Frank described how the band had rehearsed for a couple of hours, till lunch break. More to get a sense of the group dynamics than anything, Leith asked if it had been a good rehearsal. The answer was short, snappy, and surprising. “No,” Frank said. “It was crappy. Got nothing accomplished. It’s the pressure. We need to get this demo put together by the end of the month because the last one bombed, so we were all just on edge. Especially Kiera. So we took an early break, and I put out some food, but nobody seemed hungry. Kiera said she was going out for a while, and she just took off. Drove off in her truck. It was just after noon, I guess.”
“Did you see which way she went?” Leith asked, though he knew the answer before Frank shook his head. There was only one way she could have gone by vehicle, and that was off down that long, tree-shrouded driveway. Unless somebody followed her, they couldn’t know which way she went once she hit the narrow two-lane Kispiox Road, whether it was south toward town or north toward the Kispiox Range, where her truck had been found.
“What did she say, exactly, as she left?”
“Not much. ‘Back in a while.’ That’s about it.”
“She was upset?”
“Not upset. Fed up.”
“With who, or what?”
“Like I said, the music wasn’t coming together. They’re upbeat tunes. You can’t force upbeat, can you?” It was a black, rhetorical question. He said, “Stella said there wasn’t much point sticking around, so she and Chad left. Lenny crawled out of his room, grabbed a sandwich, went off with Tex to Prince George. That was my idea. I wanted him out of there. Last thing I needed was a sullen teenager hanging around.”

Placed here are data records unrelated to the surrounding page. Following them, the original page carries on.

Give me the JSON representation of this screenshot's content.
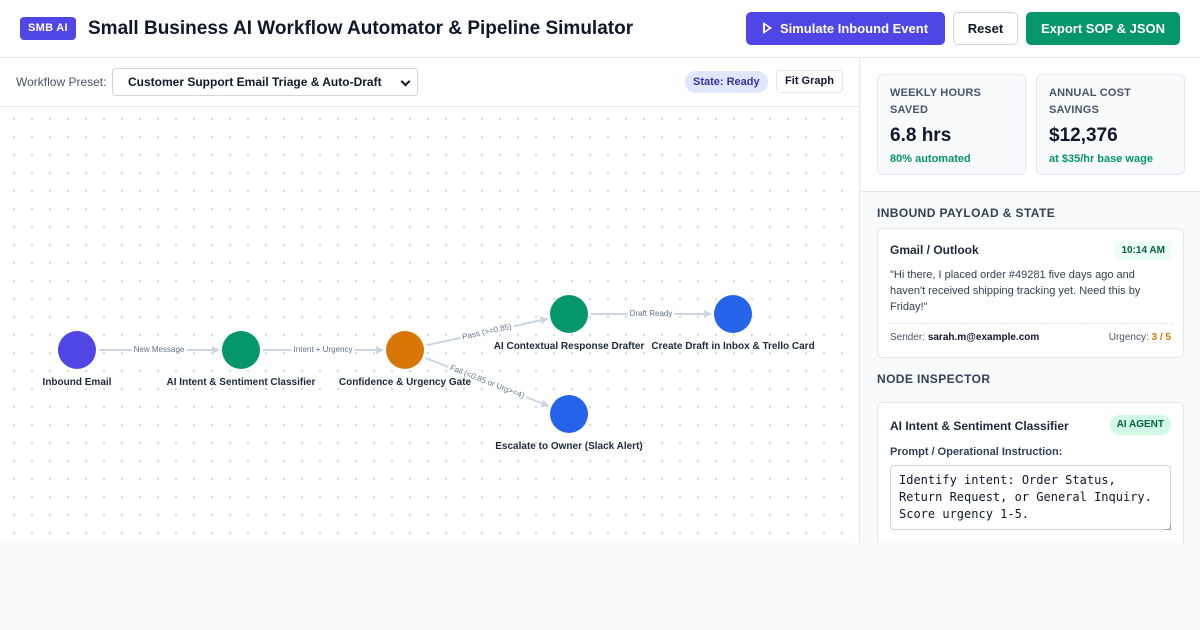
{
  "header": {
    "brand": "SMB AI",
    "title": "Small Business AI Workflow Automator & Pipeline Simulator",
    "simulate_label": "Simulate Inbound Event",
    "reset_label": "Reset",
    "export_label": "Export SOP & JSON"
  },
  "toolbar": {
    "preset_label": "Workflow Preset:",
    "preset_value": "Customer Support Email Triage & Auto-Draft",
    "state": "State: Ready",
    "fit_label": "Fit Graph"
  },
  "graph": {
    "nodes": [
      {
        "id": "n1",
        "label": "Inbound Email",
        "color": "#4f46e5"
      },
      {
        "id": "n2",
        "label": "AI Intent & Sentiment Classifier",
        "color": "#059669"
      },
      {
        "id": "n3",
        "label": "Confidence & Urgency Gate",
        "color": "#d97706"
      },
      {
        "id": "n4",
        "label": "AI Contextual Response Drafter",
        "color": "#059669"
      },
      {
        "id": "n5",
        "label": "Create Draft in Inbox & Trello Card",
        "color": "#2563eb"
      },
      {
        "id": "n6",
        "label": "Escalate to Owner (Slack Alert)",
        "color": "#2563eb"
      }
    ],
    "edges": [
      {
        "from": "n1",
        "to": "n2",
        "label": "New Message"
      },
      {
        "from": "n2",
        "to": "n3",
        "label": "Intent + Urgency"
      },
      {
        "from": "n3",
        "to": "n4",
        "label": "Pass (>=0.85)"
      },
      {
        "from": "n4",
        "to": "n5",
        "label": "Draft Ready"
      },
      {
        "from": "n3",
        "to": "n6",
        "label": "Fail (<0.85 or Urg>=4)"
      }
    ]
  },
  "metrics": {
    "hours": {
      "label": "Weekly Hours Saved",
      "value": "6.8 hrs",
      "sub": "80% automated"
    },
    "cost": {
      "label": "Annual Cost Savings",
      "value": "$12,376",
      "sub": "at $35/hr base wage"
    }
  },
  "payload": {
    "title": "Inbound Payload & State",
    "source": "Gmail / Outlook",
    "time": "10:14 AM",
    "body": "\"Hi there, I placed order #49281 five days ago and haven't received shipping tracking yet. Need this by Friday!\"",
    "sender_label": "Sender:",
    "sender": "sarah.m@example.com",
    "urgency_label": "Urgency:",
    "urgency": "3 / 5"
  },
  "inspector": {
    "title": "Node Inspector",
    "node_name": "AI Intent & Sentiment Classifier",
    "badge": "AI AGENT",
    "prompt_label": "Prompt / Operational Instruction:",
    "prompt": "Identify intent: Order Status, Return Request, or General Inquiry. Score urgency 1-5."
  }
}
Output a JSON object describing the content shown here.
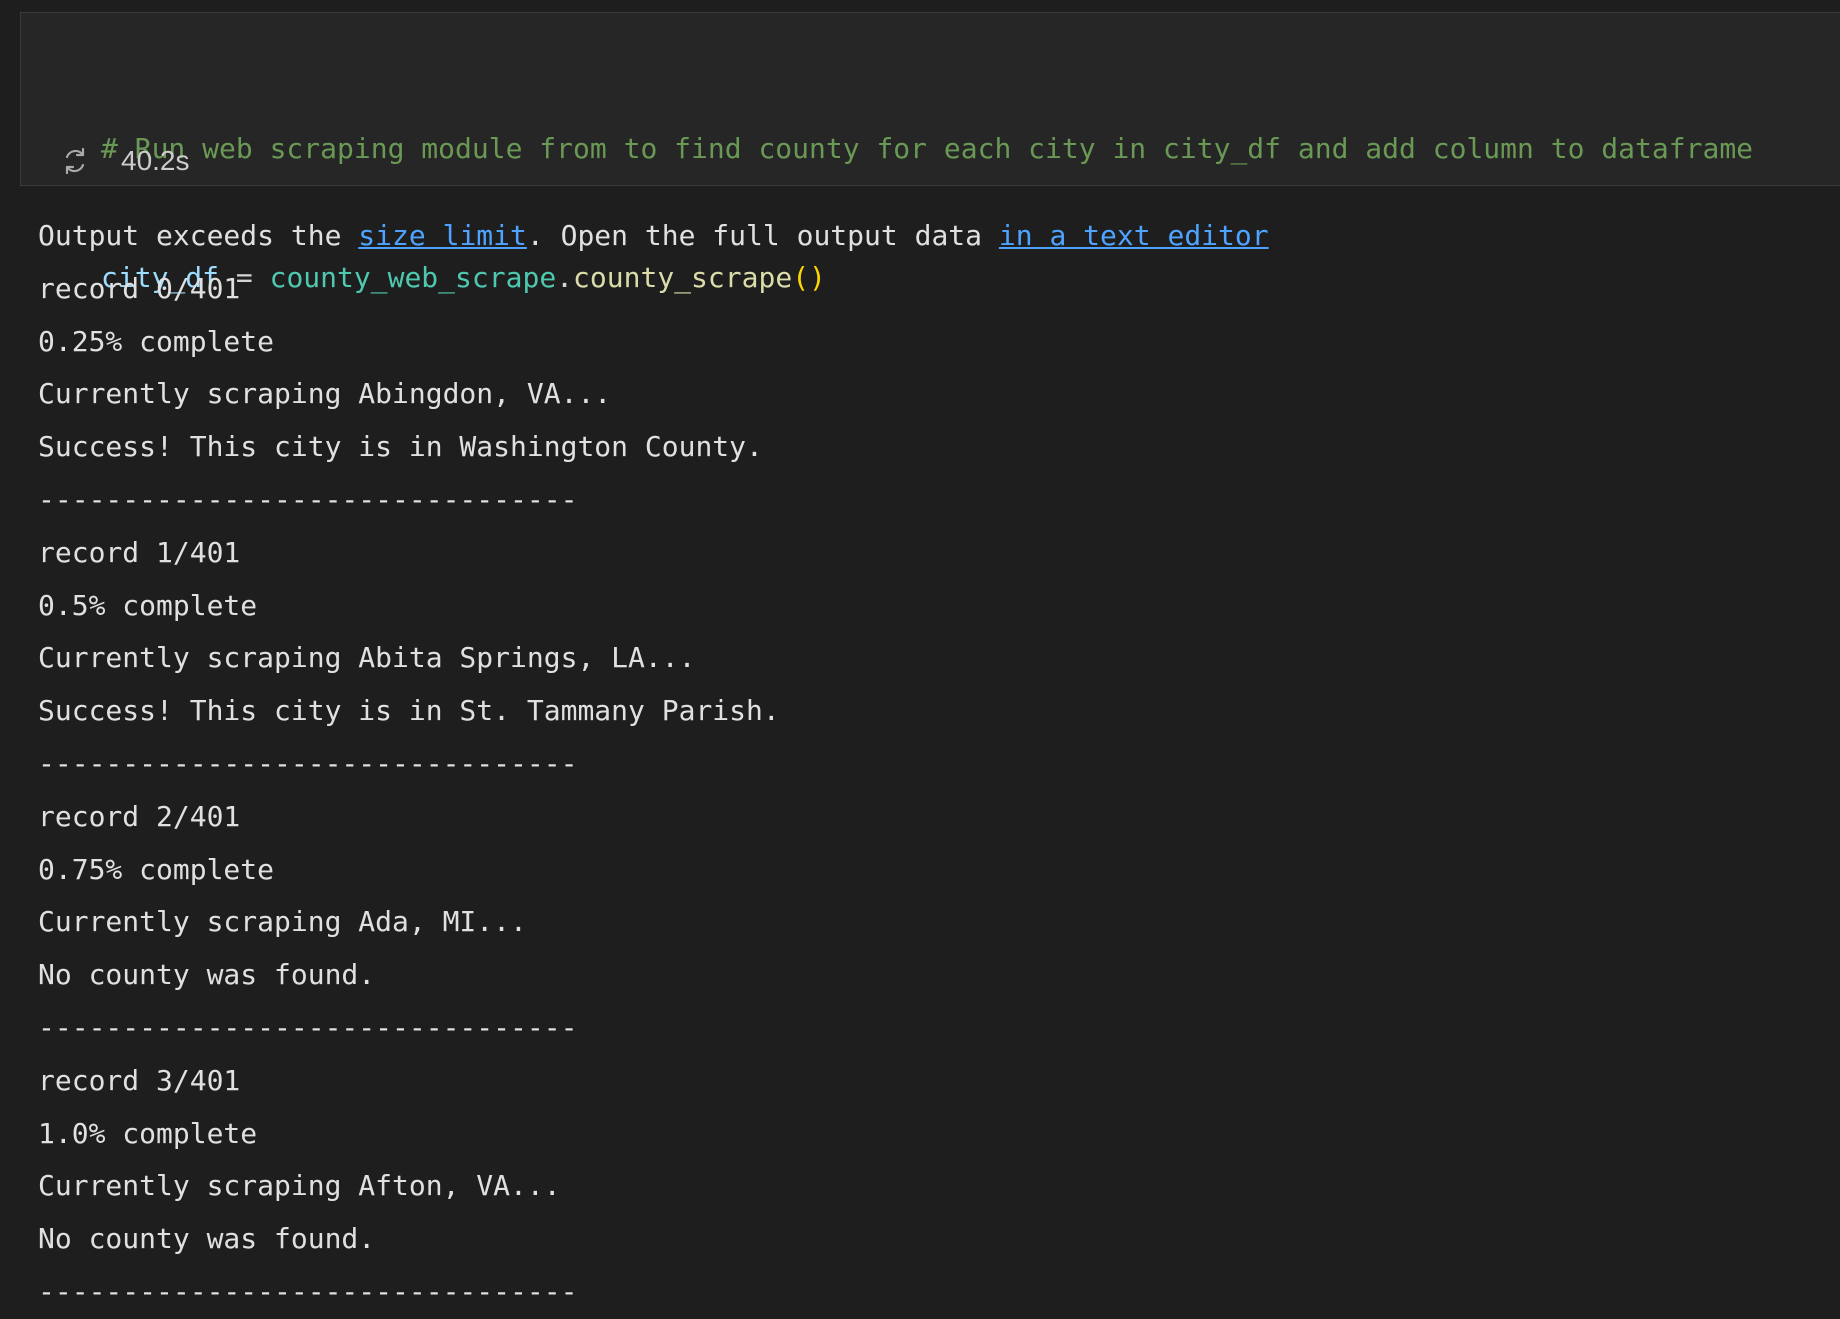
{
  "cell": {
    "code_lines": {
      "comment": "# Run web scraping module from to find county for each city in city_df and add column to dataframe",
      "var": "city_df",
      "op": " = ",
      "module": "county_web_scrape",
      "dot": ".",
      "func": "county_scrape",
      "parens": "()"
    },
    "status": {
      "icon": "refresh-icon",
      "duration": "40.2s"
    }
  },
  "output": {
    "notice": {
      "prefix": "Output exceeds the ",
      "link1": "size limit",
      "middle": ". Open the full output data ",
      "link2": "in a text editor"
    },
    "lines": [
      "record 0/401",
      "0.25% complete",
      "Currently scraping Abingdon, VA...",
      "Success! This city is in Washington County.",
      "--------------------------------",
      "record 1/401",
      "0.5% complete",
      "Currently scraping Abita Springs, LA...",
      "Success! This city is in St. Tammany Parish.",
      "--------------------------------",
      "record 2/401",
      "0.75% complete",
      "Currently scraping Ada, MI...",
      "No county was found.",
      "--------------------------------",
      "record 3/401",
      "1.0% complete",
      "Currently scraping Afton, VA...",
      "No county was found.",
      "--------------------------------"
    ]
  },
  "colors": {
    "background": "#1e1e1e",
    "cell_background": "#262626",
    "comment": "#6a9955",
    "variable": "#9cdcfe",
    "module": "#4ec9b0",
    "function": "#dcdcaa",
    "link": "#4da3ff"
  }
}
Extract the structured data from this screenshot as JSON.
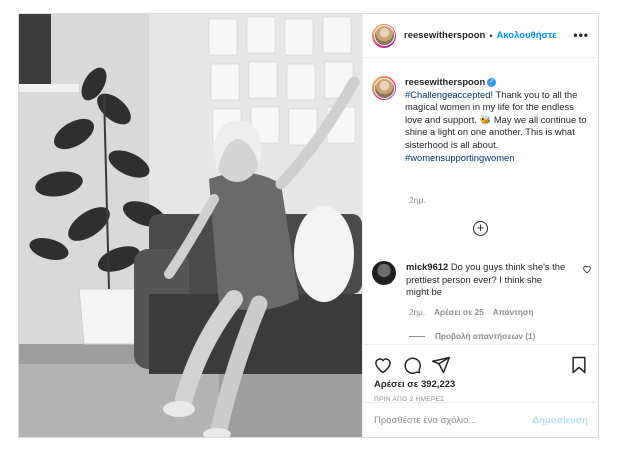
{
  "post": {
    "username": "reesewitherspoon",
    "follow_label": "Ακολουθήστε",
    "more_label": "•••",
    "photo_alt": "photo"
  },
  "caption": {
    "username": "reesewitherspoon",
    "hashtag1": "#Challengeaccepted",
    "text1": "! Thank you to all the magical women in my life for the endless love and support. ",
    "emoji": "🐝",
    "text2": " May we all continue to shine a light on one another. This is what sisterhood is all about. ",
    "hashtag2": "#womensupportingwomen",
    "time_ago": "2ημ."
  },
  "comment": {
    "username": "mick9612",
    "text": "Do you guys think she's the prettiest person ever? I think she might be",
    "time_ago": "2ημ.",
    "likes": "Αρέσει σε 25",
    "reply_label": "Απάντηση",
    "view_replies": "Προβολή απαντήσεων (1)"
  },
  "actions": {
    "likes_text": "Αρέσει σε 392,223",
    "date_text": "ΠΡΙΝ ΑΠΟ 2 ΗΜΕΡΕΣ"
  },
  "add_comment": {
    "placeholder": "Προσθέστε ένα σχόλιο...",
    "post_label": "Δημοσίευση"
  },
  "colors": {
    "accent": "#0095f6",
    "post_disabled": "#b2dffc",
    "hashtag": "#00376b",
    "muted": "#8e8e8e"
  }
}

This part Leith didn’t know so well, but he’d seen in the statements taken by Spacey, drafted up for review, that Tex was Lenny’s buddy who’d picked up Lenny and taken him off to Prince George for the day. So far neither boy had been reached, and it wasn’t for lack of trying. He also knew that both Lenny and Tex were homeschoolers, so they chose their own reading assignments and wrote their own schedules, which also made them harder to pin down. “What time was it they took off?”
“About half an hour after Kiera left, I guess.”
“What does Tex drive?”
“Old Toyota station wagon. Silver.”
Leith asked why the boys were going to Prince George.
“There’s stuff to do in George. Tex has family down there. His dad’s there, has a big place, so they go there whenever they can.”
Leith told him to carry on, and Frank was slumped again, eyes closed to help track his memories. “I had a bite to eat then called Parker in to see if we could salvage anything from what we had so far. Parker had a listen and said pretty flat-out, no, we couldn’t fix this. It was garbage.”
“Parker?” Leith said, taken aback. “Who’s that?”
“Techie, works at the college, does our post-op mix for us.”
Leith got the gist. He asked for Parker’s full name and address, but all Frank had was a cell number, which he read out from his phone. Leith wrote it down and asked for a timeline for Parker’s attendance. Frank looked at his phone again and said he’d called Parker at 12:50, and the guy had come by within about fifteen or twenty minutes.
Leith said, “So Parker comes over, listens to your recording. Now what?”